Troisièmement, des problèmes logistiques compliquent l’administration de la PrEP injectable, notamment le besoin de réfrigérateurs pour stocker le médicament et d’infirmières pour administrer les injections. Les cliniques peuvent ne pas être configurées pour fournir de nombreuses injections au cours d’une journée donnée, et une disponibilité limitée peut signifier que les gens ne peuvent pas se faire vacciner quand ils en ont besoin.
Enfin, continuer à recevoir des injections au fil du temps est toujours susceptible d’être un problème. L’expérience de la contraception injectable nous a appris que jusqu’à la moitié des personnes qui choisissent cette forme de planification familiale l’arrêtent dans l’année. La PrEP injectable ne résout pas les autres obstacles auxquels les personnes sont confrontées, comme le transport vers la clinique et la priorisation de la prévention du VIH.

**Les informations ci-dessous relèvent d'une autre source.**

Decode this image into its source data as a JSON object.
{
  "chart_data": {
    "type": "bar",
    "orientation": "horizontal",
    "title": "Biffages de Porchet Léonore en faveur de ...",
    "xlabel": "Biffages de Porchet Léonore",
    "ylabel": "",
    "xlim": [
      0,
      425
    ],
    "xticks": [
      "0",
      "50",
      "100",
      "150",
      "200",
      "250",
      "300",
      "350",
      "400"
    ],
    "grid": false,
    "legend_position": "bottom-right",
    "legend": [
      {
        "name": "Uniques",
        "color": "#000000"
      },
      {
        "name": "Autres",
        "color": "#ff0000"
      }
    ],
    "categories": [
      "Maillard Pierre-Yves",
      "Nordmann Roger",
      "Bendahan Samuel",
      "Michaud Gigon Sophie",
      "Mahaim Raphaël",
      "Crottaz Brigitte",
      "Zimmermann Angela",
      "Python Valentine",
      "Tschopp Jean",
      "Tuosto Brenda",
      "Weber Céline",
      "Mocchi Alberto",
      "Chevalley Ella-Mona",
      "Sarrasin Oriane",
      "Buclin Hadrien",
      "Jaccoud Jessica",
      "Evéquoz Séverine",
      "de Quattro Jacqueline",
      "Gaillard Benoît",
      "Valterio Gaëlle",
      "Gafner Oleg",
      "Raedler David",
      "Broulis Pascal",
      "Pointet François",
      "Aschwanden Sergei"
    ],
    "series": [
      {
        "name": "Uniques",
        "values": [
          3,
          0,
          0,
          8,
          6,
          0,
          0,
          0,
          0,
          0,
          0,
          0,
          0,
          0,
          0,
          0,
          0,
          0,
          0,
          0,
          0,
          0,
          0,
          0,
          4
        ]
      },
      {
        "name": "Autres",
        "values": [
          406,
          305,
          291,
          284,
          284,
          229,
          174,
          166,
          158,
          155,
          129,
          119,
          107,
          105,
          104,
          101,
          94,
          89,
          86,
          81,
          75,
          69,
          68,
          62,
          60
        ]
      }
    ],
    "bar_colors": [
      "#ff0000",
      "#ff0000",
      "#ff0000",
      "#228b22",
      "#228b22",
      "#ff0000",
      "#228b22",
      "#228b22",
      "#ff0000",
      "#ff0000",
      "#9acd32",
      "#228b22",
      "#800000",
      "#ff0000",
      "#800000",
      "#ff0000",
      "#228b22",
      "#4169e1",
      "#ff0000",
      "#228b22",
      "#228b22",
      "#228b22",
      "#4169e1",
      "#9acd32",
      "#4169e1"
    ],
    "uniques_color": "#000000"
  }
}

Le manque d’accès soulève d’importantes préoccupations éthiques. La plupart des milliers de personnes participant aux essais CAB-LA vivent dans des pays qui n’y ont pas accès, notamment le Botswana, l’Eswatini, le Kenya, le Malawi, l’Afrique du Sud, l’Ouganda et le Zimbabwe, entre autres. Les processus pour permettre l’accès sont d’une lenteur inacceptable, bien que le médicament soit disponible aux États-Unis (et tout récemment au Zimbabwe).
Où aller en partant d’ici?
Malgré ces défis, la PrEP injectable est un énorme avantage pour la boîte à outils de prévention du VIH. Le choix est essentiel pour que la plupart des interventions fonctionnent, et la prévention du VIH n’est pas différente. L’utilisation de la PrEP augmente lorsque les personnes disposent d’options efficaces et peuvent choisir ce qui leur convient le mieux.
La PrEP doit être plus facile à prendre pour les gens, par exemple en la rendant plus pratique et moins médicale. Les programmes commencent à le faire par le biais de la prestation communautaire. Cette approche peut être plus difficile avec les injections, mais elle peut devenir plus facile avec le temps et avec des injections dans la peau, comme le lénacapavir.
Le plaidoyer sera essentiel pour accélérer le processus réglementaire et négocier avec les sociétés pharmaceutiques afin d’autoriser d’autres sociétés à produire des génériques plus abordables.
Jessica Haberer, directrice de la recherche, Massachusetts General Hospital Center for Global Health et professeure de médecine, Harvard Medical School, Université de Harvard
Cet article est republié de The Conversation sous une licence Creative Commons. Lire l’article d’origine.